I also gulped my emotions with my saliva)
Will your sorry can give me the time to me which I lost because of you...
(My mind was yelling at me and ordering me to strangle him but the love I felt for him wasn't allowing me)
Will your sorry remove the emptiness that I still feel around me...
(new tears welled up in his eyes)
I had everyone's love, Ian,
Everyone and I still have the love of everyone but what you shattered inside me never let me enjoy the love of others... (I never planned to say such words to him,
I never planned to open my heart for him but my mind, body, heart, and soul started minding its own business in front of him. He has still that effect on my body)
What you got Ian?
What you got leaving me...?" I asked, I finally asked the question which he had been eating me day and night.
He was standing like a silent statue in front of me,
I wish I could get up from the bed and force him to tell me the reason behind his sudden escape from me and our wedding, but I couldn't do it.
Suddenly Leo stepped into the room with Lizzie,
Seeing tears in my eyes, Leo's palms curled into fists, if we weren't in front of Lizzie and Ian, he would show me the stars with open eyes because of my damn behavior.
Leo started walking toward him, like a crocodile steps towards its prey, his every step was feeling like a timer of a time bomb that can blast any second.
He stood near me and fisted my shoulder, I looked at his grip over my shoulder and then looked into his cold eyes.
"Were you crying..." Leo asked in his cold deadly tone, his tone was so cold that can dry the throat of any person.
I instantly wiped my tears, " Something went into my eyes..." I said, grabbing his palm but he tightened his fist over my palm.
God!

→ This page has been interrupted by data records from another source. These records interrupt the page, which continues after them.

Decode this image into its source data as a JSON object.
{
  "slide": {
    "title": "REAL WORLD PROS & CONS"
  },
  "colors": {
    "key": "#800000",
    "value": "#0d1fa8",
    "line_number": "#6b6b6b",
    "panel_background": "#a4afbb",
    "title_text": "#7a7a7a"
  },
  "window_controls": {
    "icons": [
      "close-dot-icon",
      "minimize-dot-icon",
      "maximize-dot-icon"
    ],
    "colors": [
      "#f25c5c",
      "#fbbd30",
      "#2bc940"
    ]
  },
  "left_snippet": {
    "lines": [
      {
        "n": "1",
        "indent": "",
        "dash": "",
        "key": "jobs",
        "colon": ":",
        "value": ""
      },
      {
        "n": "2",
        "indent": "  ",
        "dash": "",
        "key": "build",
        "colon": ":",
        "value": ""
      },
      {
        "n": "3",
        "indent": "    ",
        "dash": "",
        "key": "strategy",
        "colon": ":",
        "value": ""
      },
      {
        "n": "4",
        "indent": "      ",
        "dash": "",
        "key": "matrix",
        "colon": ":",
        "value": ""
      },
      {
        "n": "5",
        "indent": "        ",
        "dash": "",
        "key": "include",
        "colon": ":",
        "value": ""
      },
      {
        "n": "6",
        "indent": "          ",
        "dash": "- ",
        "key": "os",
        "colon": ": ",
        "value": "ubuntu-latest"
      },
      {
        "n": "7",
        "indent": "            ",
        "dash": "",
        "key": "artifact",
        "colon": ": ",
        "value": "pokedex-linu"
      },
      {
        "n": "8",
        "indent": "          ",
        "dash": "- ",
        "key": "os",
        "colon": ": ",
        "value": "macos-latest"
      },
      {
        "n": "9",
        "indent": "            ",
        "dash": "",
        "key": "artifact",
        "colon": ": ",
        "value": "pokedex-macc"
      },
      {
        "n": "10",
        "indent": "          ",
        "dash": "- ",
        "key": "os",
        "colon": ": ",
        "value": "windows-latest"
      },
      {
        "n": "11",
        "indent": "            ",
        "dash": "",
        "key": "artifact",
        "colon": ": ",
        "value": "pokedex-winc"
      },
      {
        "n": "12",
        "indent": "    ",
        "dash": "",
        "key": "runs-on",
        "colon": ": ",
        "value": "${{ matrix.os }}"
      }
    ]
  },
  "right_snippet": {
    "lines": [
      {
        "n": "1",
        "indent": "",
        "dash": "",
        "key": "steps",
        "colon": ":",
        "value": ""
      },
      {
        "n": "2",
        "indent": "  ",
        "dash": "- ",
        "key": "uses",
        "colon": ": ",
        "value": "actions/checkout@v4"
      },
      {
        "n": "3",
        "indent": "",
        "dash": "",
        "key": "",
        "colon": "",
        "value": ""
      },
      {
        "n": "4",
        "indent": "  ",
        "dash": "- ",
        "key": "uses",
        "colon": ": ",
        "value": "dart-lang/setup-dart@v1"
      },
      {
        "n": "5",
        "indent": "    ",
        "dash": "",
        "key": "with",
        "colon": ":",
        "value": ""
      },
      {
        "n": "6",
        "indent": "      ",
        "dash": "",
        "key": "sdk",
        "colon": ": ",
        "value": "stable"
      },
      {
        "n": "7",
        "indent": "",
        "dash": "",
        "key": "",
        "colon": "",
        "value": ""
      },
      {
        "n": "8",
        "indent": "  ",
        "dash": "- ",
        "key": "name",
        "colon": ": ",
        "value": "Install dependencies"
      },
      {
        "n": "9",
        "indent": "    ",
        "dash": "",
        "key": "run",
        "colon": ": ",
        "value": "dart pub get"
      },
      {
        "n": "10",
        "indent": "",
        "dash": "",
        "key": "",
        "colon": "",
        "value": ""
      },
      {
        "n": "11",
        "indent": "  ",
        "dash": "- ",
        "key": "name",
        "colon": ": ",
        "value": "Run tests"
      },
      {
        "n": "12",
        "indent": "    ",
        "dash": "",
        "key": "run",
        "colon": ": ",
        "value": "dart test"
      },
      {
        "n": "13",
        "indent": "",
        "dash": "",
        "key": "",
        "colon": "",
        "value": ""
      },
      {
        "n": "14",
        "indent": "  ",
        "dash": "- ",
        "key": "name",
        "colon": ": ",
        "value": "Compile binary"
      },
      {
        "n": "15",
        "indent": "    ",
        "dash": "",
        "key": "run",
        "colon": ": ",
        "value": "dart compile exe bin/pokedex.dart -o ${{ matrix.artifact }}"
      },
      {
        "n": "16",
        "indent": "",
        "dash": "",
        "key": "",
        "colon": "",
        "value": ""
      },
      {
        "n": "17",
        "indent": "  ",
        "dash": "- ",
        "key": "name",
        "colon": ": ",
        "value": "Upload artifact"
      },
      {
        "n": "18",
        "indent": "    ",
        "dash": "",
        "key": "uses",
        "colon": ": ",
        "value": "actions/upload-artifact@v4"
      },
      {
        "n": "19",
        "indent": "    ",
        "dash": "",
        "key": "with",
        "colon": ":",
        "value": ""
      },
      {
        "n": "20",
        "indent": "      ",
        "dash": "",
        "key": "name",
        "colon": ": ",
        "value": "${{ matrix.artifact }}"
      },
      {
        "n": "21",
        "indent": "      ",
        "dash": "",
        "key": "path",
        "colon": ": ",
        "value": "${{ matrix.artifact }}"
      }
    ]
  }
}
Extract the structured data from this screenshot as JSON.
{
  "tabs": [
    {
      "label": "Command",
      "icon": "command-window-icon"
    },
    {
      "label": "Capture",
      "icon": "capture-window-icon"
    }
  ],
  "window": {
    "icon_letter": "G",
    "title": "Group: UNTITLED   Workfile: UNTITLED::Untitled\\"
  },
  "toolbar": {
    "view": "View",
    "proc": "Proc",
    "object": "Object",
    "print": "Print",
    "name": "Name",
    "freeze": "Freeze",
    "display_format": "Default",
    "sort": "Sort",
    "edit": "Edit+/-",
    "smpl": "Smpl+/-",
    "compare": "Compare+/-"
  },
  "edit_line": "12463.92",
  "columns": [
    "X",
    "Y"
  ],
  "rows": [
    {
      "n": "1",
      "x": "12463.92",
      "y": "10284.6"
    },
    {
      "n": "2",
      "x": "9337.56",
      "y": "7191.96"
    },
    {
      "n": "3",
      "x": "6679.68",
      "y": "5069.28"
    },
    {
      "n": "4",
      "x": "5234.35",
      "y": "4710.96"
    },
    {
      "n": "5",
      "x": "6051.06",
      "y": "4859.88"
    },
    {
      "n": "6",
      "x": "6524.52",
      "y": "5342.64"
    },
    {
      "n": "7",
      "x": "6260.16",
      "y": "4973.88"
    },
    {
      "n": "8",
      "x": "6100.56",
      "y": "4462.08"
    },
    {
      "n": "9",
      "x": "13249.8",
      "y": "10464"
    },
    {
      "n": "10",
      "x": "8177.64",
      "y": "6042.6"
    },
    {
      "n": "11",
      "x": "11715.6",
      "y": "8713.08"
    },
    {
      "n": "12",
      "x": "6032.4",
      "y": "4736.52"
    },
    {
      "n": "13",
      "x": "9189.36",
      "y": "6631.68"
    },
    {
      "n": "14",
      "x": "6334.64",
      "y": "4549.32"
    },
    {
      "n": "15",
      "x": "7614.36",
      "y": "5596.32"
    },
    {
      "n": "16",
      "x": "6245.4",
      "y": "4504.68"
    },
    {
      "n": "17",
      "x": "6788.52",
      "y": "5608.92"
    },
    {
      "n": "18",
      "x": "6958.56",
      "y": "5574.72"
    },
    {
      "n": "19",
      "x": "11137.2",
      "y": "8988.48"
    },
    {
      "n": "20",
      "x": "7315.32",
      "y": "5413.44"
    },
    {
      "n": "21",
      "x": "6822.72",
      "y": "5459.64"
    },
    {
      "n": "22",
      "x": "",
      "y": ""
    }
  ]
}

What should I do with this man and his over-possessive nature?
He wasn't saying anything but was staring at me with cold expressions.
"Are you sure, you want to take her home...(I looked at Dr. Lizzie) I mean she isn't in stable condition, if she stays here for a day..." Before Lizzie finishes her words, I cut her off.
"I would like to go back to my home with Leo instead of staying in this hospital," I told the doctor, and then turned my attention back on my man,
"Leo, Your stare has been scaring me, and I am sure if you didn't stop staring at me, I'll get a heart attack..." Hearing my words his grip got more tightened over my palm,
"Aaaouch..." Hearing my moan, Leo loosened his grip but didn't leave my palm.